You should read this report thoroughly with the understanding that our actual results may differ materially from those set forth in the forward-looking statements for many reasons, including events beyond our control and assumptions that prove to be inaccurate or unfounded. We cannot provide any assurance with respect to our future performance or results. Our actual results or actions could and likely will differ materially from those anticipated in the forward-looking statements for many reasons, including but not limited to: (i) the impact of changing credit markets on our ability to continue to obtain financing on reasonable terms; (ii) our ability to repay current debt, continue to meet debt obligations and comply with financial covenants; (iii) the effect of inflation as well as general economic conditions, including consumer and governmental spending, on the demand for our products and the cost of our supplies and materials; (iv) impacts caused by fluctuating commodity prices and fluctuating farm income; (v) fluctuations in seasonal demand and our production cycle; (vi) the ability of our suppliers to meet our demands for raw materials and component parts; (vii) fluctuations in the price of raw materials, especially steel and the impact of U.S. tariff policy and retaliatory tariffs on our business; (viii) our ability to predict and meet the demands of each market in which our segments operate; (ix) the impact of future interest rate changes on our business and the demand of our products, or interest rate changes may be different than we currently expect; and (x) other factors described from time to time in our Securities and Exchange Commission filings. We do not intend to update the forward-looking statements contained in this report other than as required by law. We caution you not to put undue reliance on any forward-looking statements, which speak only as of the date of this report. You should read this report and the documents that we reference in this report and have filed as exhibits completely and with the understanding that our actual future results may be materially different from what we currently expect. We qualify all of our forward-looking statements by these cautionary statements.

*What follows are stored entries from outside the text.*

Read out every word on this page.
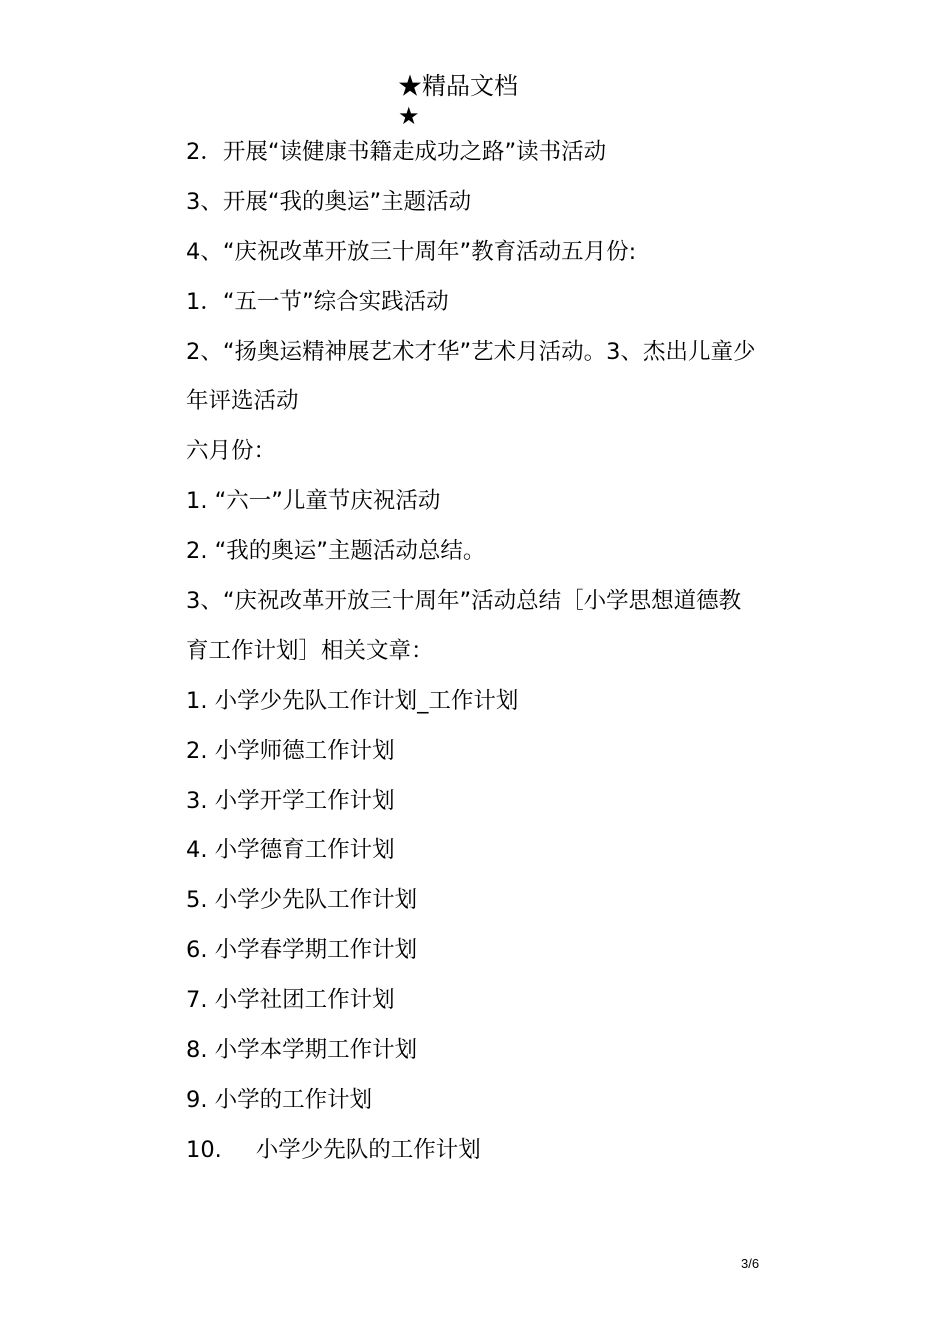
★精品文档
★
2．开展“读健康书籍走成功之路”读书活动
3、开展“我的奥运”主题活动
4、“庆祝改革开放三十周年”教育活动五月份:
1．“五一节”综合实践活动
2、“扬奥运精神展艺术才华”艺术月活动。3、杰出儿童少
年评选活动
六月份：
1. “六一”儿童节庆祝活动
2. “我的奥运”主题活动总结。
3、“庆祝改革开放三十周年”活动总结［小学思想道德教
育工作计划］相关文章：
1. 小学少先队工作计划_工作计划
2. 小学师德工作计划
3. 小学开学工作计划
4. 小学德育工作计划
5. 小学少先队工作计划
6. 小学春学期工作计划
7. 小学社团工作计划
8. 小学本学期工作计划
9. 小学的工作计划
10. 小学少先队的工作计划
3/6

Critical Accounting Policies
Our critical accounting policies involving the more significant judgments and assumptions used in the preparation of our financial statements as of February 28, 2026 remain unchanged from November 30, 2025. Disclosure of these critical accounting policies is incorporated by reference from Part II, Item 7, “Management’s Discussion and Analysis of Financial Condition and Results of Operations” of our Annual Report on Form 10-K for the fiscal year ended November 30, 2025.
Results of Operations
Net Sales and Cost of Sales
Our consolidated corporate sales from continuing operations for the three- month period ended February 28, 2026 were $ 6,640,000 compared to $5,141,000 during the same period in fiscal 2025, an increase of $1,499,000, or 29.2%. Consolidated gross margin for the three months ended February 28, 2026 was 28.8% compared to 29.1% for the same periods in fiscal 2025.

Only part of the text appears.